Diaz-Canel Offended by Biden’s Suggestion to Send Vaccines to Cuba

Image disseminated by the official media about the candidate vaccine Abdala, approved by CECMED last week for emergency use. (ACN)

14ymedio bigger14ymedio, Havana, 16 July 2021 — The suggestion made on Thursday by US president Joe Biden to send vaccines to the island has provoked an angry reaction from Miguel Diaz-Canel. Without alluding at any time to the matter at hand, the Cuban president has responded this Friday with a series of tweets in which he questions the “humanitarian concern [of Washington] for the Cuban people.”

When asked about the situation on the island at a press conference with German prime minister Angela Merkel, Biden stated, “I would be prepared to give significant amounts of vaccines if, in fact, I was assured an international organization would administer those vaccines, and do it in a way that average citizens would have access to those vaccines.”

The president, who also said that his government is reviewing whether the United States can help reinstate internet access in the island, used the opportunity to declare that Cuba is a “failed state” that “represses its citizens,” and ruled out, for the time being, the reestablishment of the ability to send remittances because “the fact is, it’s highly likely that the regime would confiscate those remittances, or big chunks of it.”

One of the demands that was heard in the July 11 demonstrations across the country was “we want medicines,” contrary to the regime’s insistent propaganda about its vaccine candidates, which were still in the experimental phase when a mass vaccination campaign began in May, disguised as an “interventional trial.” This newspaper has published several testimonies from Cubans who are reluctant to receive the national vaccines because they have doubts, raised by the lack of transparency from authorities about the process to develop these drugs.

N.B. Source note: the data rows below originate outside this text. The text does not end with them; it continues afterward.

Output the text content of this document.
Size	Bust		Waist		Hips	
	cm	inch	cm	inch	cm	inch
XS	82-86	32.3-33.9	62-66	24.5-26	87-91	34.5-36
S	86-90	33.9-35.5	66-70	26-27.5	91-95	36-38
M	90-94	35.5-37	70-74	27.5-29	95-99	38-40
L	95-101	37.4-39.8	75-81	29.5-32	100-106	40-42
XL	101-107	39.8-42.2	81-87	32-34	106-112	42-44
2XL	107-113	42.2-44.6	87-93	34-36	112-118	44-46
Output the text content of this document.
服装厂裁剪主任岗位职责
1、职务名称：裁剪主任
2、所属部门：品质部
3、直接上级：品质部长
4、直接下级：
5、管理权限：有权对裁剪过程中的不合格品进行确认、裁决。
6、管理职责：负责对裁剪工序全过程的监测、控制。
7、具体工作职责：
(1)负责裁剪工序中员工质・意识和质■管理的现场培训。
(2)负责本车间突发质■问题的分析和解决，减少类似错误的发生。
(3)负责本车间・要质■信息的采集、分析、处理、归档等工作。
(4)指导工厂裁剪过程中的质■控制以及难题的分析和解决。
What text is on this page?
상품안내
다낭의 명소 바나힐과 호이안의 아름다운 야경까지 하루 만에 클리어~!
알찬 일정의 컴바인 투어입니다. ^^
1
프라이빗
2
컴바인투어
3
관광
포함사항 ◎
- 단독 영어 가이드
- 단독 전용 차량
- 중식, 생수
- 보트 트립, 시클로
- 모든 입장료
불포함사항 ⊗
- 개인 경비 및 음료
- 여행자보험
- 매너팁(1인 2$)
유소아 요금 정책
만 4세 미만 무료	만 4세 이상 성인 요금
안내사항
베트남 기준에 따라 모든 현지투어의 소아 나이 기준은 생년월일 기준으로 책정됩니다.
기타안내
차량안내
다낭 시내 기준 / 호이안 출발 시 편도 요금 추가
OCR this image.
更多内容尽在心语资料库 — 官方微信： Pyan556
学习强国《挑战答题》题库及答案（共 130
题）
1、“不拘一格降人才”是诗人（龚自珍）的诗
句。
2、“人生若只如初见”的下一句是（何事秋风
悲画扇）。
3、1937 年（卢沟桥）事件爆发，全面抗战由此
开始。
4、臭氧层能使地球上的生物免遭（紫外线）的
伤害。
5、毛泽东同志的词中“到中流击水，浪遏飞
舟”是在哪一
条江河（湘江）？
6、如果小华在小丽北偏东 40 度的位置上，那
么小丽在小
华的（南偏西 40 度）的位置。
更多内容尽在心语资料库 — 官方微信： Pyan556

This very Friday, the state newspaper Granma talks about the progress of “immunization” on the island, declaring that it goes “from milestone to milestone,” but without giving much detail on the numbers of people that have been vaccinated. The vaccines that Cuba has used in its massive health intervention are Soberana 02, which the same health authorities say has an official efficacy of 91.2%, and that Abdala, which was approved for emergency use by the Cuban regulatory agency (CECMED) has an official efficacy of 92.28%.

Officially, they are still in phase 3 of clinical trials, and neither drug has had any results published in scientific journals. Only two preclinical trials in mice with Soberana 02 have been published.

The demands for medicines and complaints against the dilapidated state of the healthcare system are evidence that alluding to the achievements of the international brigades against Covid-19 around the world is futile; the government already had to put them at the service of the internal crisis, sending 200 doctors and nurses from the Henry Reeve brigade to Matanzas last week.

Despite this, the government continues to welcome the mission teams with great fanfare. “Especially now, when the enemies of the Cuban revolution attack it under the pretext of false humanity,” says a note in the official press, two brigades: one from Panama, with 10 health workers, and the last one remaining in Mexico, with 97 members, have returned on Thursday.